Print Recipe
Romanesco Broccoli and Rigatoni
 
recipe image
Prep Time: 15 Minutes
Cook Time: 15 Minutes
Ready In: 30 Minutes
Servings: 6
It appears to be a spin off of Pasta Con Broccoli which I absolutely love.
Ingredients:
salt and black pepper
1 lb rigatoni pasta
3 tablespoons butter
1 large onion, chopped
2 large garlic cloves, finely chopped
1/2 cup dry white wine
1 cup chicken stock or 1 cup vegetable stock
1 head romanesco broccoli or 1 head broccolini, cut into florets
1 teaspoon lemon peel, grated
2 sprigs rosemary, finely chopped
1/2 teaspoon crushed red pepper flakes
2/3 cup pecorino romano cheese, grated, plus more to pass around the table (a couple of generous handfuls)
1/2 cup walnuts, chopped, toasted
Directions:
1. Bring a large pot of water to a boil, salt it, add the pasta and cook until al dente. Drain, reserving a couple of ladlefuls of the pasta cooking water.
2. While the pasta is working, in a large, heavy saucepan or Dutch oven, melt the butter over medium-high heat. Add the onion and garlic and cook until golden, 6 to 7 minutes.
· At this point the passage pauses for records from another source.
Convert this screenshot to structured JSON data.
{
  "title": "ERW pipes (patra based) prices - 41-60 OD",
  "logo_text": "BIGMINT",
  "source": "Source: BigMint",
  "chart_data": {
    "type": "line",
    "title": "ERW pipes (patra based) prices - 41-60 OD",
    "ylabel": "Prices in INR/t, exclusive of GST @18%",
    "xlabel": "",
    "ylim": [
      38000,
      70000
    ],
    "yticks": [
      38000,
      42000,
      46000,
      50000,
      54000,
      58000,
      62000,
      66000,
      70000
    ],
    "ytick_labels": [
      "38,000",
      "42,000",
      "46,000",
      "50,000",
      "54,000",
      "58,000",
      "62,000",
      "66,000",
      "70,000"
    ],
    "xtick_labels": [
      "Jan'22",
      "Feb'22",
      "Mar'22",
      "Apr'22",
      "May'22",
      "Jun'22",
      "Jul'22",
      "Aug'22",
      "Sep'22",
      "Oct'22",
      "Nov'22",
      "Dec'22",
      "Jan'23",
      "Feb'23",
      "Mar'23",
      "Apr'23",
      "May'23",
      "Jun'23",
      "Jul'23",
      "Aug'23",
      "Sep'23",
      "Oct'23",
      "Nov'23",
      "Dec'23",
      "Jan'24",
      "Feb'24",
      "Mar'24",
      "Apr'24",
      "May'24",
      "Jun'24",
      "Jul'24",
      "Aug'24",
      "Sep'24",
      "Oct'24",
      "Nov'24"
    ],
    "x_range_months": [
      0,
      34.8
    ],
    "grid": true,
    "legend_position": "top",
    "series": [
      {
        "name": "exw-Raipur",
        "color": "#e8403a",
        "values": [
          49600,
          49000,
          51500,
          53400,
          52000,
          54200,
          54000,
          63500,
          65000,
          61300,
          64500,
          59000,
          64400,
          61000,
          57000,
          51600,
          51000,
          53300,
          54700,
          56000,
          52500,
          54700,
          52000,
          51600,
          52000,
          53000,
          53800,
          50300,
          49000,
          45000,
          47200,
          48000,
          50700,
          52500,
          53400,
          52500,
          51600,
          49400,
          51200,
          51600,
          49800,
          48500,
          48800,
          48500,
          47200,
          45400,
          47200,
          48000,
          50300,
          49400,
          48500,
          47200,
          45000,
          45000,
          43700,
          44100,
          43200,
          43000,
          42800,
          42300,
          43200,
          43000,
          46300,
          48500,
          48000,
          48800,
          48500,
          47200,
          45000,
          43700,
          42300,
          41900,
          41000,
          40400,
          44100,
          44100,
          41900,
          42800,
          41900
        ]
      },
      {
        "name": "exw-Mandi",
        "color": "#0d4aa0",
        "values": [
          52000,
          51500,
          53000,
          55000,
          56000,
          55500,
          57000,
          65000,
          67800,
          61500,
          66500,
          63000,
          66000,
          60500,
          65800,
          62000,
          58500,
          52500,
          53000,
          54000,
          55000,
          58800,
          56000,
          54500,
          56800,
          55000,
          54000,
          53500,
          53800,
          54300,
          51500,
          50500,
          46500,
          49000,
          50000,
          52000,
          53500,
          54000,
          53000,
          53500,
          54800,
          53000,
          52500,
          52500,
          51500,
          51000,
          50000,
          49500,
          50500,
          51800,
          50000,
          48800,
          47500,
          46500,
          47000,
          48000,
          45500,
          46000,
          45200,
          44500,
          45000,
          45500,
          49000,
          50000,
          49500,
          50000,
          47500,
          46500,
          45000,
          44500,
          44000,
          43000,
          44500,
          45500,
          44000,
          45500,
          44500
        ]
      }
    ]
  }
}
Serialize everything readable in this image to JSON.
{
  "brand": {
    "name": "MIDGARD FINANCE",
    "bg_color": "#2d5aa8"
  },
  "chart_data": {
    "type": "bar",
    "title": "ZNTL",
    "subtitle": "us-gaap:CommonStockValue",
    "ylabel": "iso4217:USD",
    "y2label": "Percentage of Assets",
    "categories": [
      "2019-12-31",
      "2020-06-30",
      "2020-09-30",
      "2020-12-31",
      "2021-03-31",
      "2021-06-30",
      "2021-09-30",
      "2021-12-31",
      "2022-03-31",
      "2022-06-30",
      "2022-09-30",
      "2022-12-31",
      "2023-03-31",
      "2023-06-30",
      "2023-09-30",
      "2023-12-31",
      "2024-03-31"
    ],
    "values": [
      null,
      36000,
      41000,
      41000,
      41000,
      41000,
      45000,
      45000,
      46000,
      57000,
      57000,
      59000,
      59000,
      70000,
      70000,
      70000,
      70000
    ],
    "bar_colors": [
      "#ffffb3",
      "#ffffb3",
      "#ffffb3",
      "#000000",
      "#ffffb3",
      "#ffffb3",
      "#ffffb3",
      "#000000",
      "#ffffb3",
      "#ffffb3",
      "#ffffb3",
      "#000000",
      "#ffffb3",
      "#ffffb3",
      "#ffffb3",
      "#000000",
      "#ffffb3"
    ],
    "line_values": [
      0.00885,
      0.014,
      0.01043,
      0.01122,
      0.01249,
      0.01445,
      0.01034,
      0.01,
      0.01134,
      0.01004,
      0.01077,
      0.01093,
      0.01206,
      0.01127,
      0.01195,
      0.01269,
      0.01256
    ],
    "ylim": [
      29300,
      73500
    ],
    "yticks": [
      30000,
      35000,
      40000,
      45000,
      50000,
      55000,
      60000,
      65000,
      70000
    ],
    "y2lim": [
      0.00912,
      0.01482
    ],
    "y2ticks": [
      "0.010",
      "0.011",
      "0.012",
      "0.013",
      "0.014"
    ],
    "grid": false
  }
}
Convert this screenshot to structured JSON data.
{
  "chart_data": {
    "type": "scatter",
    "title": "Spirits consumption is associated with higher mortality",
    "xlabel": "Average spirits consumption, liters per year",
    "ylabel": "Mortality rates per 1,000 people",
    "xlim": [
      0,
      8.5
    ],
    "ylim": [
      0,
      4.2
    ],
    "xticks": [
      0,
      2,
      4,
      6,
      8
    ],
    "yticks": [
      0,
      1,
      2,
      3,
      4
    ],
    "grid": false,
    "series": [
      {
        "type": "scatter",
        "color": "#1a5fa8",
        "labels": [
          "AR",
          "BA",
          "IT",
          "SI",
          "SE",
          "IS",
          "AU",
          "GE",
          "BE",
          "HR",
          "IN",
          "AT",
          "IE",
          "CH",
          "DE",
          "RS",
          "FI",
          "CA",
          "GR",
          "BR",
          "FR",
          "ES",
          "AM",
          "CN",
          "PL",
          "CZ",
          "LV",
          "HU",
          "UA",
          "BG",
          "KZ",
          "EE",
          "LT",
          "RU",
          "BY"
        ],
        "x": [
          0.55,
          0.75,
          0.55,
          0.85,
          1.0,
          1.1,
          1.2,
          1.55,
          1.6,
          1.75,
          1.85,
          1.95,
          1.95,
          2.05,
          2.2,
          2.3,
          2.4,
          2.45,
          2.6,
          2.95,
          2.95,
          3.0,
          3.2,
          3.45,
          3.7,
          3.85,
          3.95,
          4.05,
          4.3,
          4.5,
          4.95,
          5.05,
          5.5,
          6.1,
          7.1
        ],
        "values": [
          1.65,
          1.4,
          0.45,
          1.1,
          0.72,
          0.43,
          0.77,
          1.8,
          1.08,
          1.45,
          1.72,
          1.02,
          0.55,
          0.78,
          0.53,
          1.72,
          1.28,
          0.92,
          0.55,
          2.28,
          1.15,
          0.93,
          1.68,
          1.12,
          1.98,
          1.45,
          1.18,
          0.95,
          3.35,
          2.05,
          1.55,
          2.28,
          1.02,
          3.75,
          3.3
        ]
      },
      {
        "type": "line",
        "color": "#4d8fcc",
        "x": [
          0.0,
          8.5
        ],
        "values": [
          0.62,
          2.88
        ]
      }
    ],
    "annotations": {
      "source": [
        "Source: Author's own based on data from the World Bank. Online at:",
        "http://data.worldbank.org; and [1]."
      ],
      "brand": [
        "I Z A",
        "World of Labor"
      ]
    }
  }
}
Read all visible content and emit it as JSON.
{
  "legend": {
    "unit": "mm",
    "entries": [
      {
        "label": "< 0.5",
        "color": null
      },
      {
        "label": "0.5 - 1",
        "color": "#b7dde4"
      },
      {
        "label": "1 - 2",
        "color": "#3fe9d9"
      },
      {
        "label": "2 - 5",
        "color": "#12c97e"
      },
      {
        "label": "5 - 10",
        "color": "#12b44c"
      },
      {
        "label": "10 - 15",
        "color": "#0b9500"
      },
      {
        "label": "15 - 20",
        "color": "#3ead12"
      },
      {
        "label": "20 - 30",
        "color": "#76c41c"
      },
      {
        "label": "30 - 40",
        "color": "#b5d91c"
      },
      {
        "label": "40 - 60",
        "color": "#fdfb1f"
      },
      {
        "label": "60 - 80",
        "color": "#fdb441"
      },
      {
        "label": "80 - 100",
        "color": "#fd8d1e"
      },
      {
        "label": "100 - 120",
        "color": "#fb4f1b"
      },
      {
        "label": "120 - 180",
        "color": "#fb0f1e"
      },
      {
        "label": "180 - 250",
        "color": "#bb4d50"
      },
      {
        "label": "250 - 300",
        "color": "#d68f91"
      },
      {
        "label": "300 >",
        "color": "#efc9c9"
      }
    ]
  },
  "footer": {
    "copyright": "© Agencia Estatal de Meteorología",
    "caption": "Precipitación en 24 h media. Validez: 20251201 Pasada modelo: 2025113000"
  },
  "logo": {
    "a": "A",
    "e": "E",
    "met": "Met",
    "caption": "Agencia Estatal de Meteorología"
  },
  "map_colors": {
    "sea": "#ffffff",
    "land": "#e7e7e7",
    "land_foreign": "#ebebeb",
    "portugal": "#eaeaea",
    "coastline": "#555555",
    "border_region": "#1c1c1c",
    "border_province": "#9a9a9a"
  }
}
Stir in the wine for 1 minute, then the chicken stock. Add the broccoli, lemon peel, rosemary and crushed red pepper; season with salt and black pepper. Cover and cook for 10 minutes.
3. In a serving bowl, toss the pasta, reserved pasta cooking water, cooked vegetables, cheese and nuts for a minute. Season with salt and black pepper and serve, passing extra cheese at the table.